JACKSON, Miss. (AP) — Mississippi senators clashed Tuesday before passing a bill to let the state auditor see tax returns to verify the income of people enrolled in Medicaid or other public assistance programs.
Supporters said the plan is designed to ensure people are not receiving benefits if they earn too much money. But critics questioned the timing and said Mississippi is looking for waste in the wrong place.
The debate happened days after Auditor Shad White announced that the former director of the Mississippi Department of Human Services and five other people had been indicted on charges tied to misspending of millions of public dollars that should have been spent to help poor people. White, a Republican, called it the largest public embezzlement case in Mississippi in at least 20 years.
“The timing is awful,” said Republican Sen. Josh Harkins of Flowood, sponsor of the bill that passed Tuesday.

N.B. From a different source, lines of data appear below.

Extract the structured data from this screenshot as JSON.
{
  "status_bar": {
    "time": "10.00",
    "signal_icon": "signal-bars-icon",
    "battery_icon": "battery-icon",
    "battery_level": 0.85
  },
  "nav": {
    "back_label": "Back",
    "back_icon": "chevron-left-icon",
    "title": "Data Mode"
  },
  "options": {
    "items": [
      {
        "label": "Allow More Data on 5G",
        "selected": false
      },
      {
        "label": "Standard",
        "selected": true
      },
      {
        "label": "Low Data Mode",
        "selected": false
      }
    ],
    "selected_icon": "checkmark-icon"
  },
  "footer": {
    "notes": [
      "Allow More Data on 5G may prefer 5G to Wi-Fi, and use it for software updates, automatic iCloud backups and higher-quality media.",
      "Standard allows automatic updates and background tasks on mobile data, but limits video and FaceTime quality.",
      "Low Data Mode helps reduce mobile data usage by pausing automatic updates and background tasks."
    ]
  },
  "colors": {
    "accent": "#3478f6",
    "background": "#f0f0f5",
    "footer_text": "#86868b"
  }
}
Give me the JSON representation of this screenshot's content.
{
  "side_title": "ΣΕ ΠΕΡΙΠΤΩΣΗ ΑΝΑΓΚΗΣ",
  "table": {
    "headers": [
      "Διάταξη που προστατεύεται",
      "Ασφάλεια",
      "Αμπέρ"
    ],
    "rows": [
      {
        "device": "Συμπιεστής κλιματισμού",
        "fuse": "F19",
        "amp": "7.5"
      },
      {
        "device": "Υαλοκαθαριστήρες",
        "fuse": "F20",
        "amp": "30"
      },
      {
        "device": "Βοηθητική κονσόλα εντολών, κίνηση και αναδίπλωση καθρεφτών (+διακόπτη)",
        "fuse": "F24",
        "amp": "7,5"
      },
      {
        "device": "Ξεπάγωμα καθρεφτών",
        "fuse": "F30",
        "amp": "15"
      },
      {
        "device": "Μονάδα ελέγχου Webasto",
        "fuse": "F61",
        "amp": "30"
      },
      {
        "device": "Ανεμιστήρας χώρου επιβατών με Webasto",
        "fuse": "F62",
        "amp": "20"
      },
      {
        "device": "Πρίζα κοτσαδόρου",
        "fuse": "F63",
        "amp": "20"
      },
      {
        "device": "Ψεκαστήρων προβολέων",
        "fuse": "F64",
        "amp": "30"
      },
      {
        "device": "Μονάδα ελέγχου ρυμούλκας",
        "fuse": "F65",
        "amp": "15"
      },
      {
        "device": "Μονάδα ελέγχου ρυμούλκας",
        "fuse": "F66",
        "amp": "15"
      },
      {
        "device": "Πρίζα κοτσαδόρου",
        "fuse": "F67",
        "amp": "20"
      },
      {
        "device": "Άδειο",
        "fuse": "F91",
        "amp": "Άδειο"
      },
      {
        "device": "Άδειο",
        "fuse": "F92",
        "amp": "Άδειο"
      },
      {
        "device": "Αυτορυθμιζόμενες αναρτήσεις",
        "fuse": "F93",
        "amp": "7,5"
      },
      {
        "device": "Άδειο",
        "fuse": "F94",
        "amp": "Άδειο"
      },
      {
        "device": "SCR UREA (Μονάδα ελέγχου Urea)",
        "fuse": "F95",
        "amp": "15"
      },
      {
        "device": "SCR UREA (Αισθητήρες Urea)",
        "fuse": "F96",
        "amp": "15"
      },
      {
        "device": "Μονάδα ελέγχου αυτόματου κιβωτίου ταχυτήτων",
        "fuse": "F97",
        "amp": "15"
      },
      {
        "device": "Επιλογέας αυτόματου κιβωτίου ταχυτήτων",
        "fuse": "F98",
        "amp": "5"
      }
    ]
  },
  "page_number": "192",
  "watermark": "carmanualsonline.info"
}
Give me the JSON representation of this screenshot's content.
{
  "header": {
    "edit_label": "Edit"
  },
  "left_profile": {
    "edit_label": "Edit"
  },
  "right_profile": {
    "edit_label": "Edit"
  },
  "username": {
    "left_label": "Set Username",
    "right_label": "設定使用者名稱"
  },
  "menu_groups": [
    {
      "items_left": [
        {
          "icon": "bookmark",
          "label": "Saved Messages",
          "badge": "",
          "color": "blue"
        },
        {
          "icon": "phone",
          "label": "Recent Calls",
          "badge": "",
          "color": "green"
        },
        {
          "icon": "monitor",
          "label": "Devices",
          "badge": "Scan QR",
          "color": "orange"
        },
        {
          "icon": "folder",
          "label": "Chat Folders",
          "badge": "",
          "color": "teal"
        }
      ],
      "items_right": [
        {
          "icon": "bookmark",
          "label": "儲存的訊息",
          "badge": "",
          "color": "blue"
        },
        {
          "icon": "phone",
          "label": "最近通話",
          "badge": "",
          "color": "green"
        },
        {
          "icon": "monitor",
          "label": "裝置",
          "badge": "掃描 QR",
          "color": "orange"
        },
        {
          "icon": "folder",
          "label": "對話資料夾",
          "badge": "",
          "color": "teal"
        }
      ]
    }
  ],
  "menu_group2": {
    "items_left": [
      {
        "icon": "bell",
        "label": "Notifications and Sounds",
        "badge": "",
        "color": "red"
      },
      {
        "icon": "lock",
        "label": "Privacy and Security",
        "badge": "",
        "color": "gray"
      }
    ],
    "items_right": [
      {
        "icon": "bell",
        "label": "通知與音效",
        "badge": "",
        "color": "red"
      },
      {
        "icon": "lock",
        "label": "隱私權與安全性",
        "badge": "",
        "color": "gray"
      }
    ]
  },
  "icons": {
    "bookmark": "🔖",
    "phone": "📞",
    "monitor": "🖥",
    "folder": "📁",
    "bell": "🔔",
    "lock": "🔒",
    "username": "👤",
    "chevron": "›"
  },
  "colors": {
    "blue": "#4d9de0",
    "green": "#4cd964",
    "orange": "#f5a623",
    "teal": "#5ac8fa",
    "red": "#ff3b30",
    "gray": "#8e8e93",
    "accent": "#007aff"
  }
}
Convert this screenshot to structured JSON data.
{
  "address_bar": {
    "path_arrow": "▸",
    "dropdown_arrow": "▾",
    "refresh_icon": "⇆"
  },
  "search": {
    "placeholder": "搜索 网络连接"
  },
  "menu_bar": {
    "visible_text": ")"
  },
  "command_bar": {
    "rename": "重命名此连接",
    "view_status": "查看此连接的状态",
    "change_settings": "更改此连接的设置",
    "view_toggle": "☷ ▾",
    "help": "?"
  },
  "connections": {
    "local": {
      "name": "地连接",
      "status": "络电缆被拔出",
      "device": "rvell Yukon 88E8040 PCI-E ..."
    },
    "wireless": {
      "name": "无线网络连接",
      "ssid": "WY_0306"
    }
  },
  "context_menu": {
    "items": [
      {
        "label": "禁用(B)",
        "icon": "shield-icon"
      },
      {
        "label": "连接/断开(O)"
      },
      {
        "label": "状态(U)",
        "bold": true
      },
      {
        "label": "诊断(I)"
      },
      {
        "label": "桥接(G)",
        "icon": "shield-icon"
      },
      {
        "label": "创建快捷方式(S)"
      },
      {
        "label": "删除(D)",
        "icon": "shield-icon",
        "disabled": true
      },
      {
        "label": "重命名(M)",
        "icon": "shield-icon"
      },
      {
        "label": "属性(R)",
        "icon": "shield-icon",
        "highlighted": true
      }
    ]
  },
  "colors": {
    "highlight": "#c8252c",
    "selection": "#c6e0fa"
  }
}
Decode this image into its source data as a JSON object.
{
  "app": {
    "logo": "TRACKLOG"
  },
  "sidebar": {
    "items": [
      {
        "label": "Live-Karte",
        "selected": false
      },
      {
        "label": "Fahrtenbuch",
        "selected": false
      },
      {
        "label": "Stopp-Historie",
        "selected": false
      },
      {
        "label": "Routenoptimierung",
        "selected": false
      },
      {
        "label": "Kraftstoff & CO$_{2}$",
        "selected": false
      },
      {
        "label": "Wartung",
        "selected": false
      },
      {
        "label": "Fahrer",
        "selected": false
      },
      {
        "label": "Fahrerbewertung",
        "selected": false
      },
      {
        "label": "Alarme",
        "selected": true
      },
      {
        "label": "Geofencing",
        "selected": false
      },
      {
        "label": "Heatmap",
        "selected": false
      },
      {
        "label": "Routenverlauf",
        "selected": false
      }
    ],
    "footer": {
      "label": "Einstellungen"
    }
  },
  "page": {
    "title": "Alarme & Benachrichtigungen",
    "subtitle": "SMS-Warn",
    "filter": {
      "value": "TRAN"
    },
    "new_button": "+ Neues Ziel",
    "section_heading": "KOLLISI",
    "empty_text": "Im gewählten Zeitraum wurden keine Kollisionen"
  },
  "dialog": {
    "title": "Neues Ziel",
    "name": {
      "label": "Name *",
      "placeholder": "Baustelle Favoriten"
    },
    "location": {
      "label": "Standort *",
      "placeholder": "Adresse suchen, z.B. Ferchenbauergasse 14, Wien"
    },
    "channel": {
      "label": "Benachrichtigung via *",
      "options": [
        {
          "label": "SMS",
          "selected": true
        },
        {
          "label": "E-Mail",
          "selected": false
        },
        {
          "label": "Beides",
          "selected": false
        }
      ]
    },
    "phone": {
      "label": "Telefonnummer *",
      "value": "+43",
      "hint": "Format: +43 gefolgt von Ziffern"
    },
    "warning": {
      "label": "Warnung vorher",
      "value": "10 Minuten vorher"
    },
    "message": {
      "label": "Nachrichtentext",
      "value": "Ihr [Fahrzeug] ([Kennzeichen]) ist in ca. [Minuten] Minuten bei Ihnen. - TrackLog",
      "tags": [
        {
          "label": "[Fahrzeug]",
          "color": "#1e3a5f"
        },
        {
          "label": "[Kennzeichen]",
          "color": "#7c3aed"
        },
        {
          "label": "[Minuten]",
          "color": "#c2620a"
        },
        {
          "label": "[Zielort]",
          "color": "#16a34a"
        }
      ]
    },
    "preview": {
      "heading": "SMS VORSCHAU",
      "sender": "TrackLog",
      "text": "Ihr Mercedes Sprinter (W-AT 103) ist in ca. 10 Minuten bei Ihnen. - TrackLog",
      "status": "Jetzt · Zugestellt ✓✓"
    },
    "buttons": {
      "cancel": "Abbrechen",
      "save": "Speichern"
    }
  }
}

Harkins said he had been working with White since last month on the proposal to verify the income of people receiving Medicaid or aid from two programs administered by the Department of Human Services. One is Temporary Assistance for Needy Families — the program connected to the embezzlement case. The other is Supplemental Nutrition Assistance Program.
The recipients themselves would not have to provide documents, and not all recipients' tax information would be checked. Harkins said the state Department of Revenue would give the auditor access to tax returns from a sampling of people on each program.
Democratic Sen. John Horhn of Jackson said welfare fraud is more likely to come from providers or staff members of programs than from recipients.
“This is a policy that further punishes the poor, like too many of our policies in this state do,” Horhn said.
Republican Sen. Angela Hill of Picayune said income verification could catch people who lie about how much money they make to receive health coverage or other benefits paid by the public.
“It's not fair nor is it right to a taxpayer of the state of Mississippi if there is one person that should not be getting these taxpayer benefits ... that can build a million-dollar house with a swimming pool at the same time that the taxpayers are paying for their children's medical care,” Hill said.
Senate Bill 2257 passed the Republican-controlled Senate 34-15. All of the yes votes came from Republicans and all of the no votes from Democrats. It was held for the possibility of more Senate debate before it can move to the House for more work. Both chambers must agree on the bill before it can go to the governor.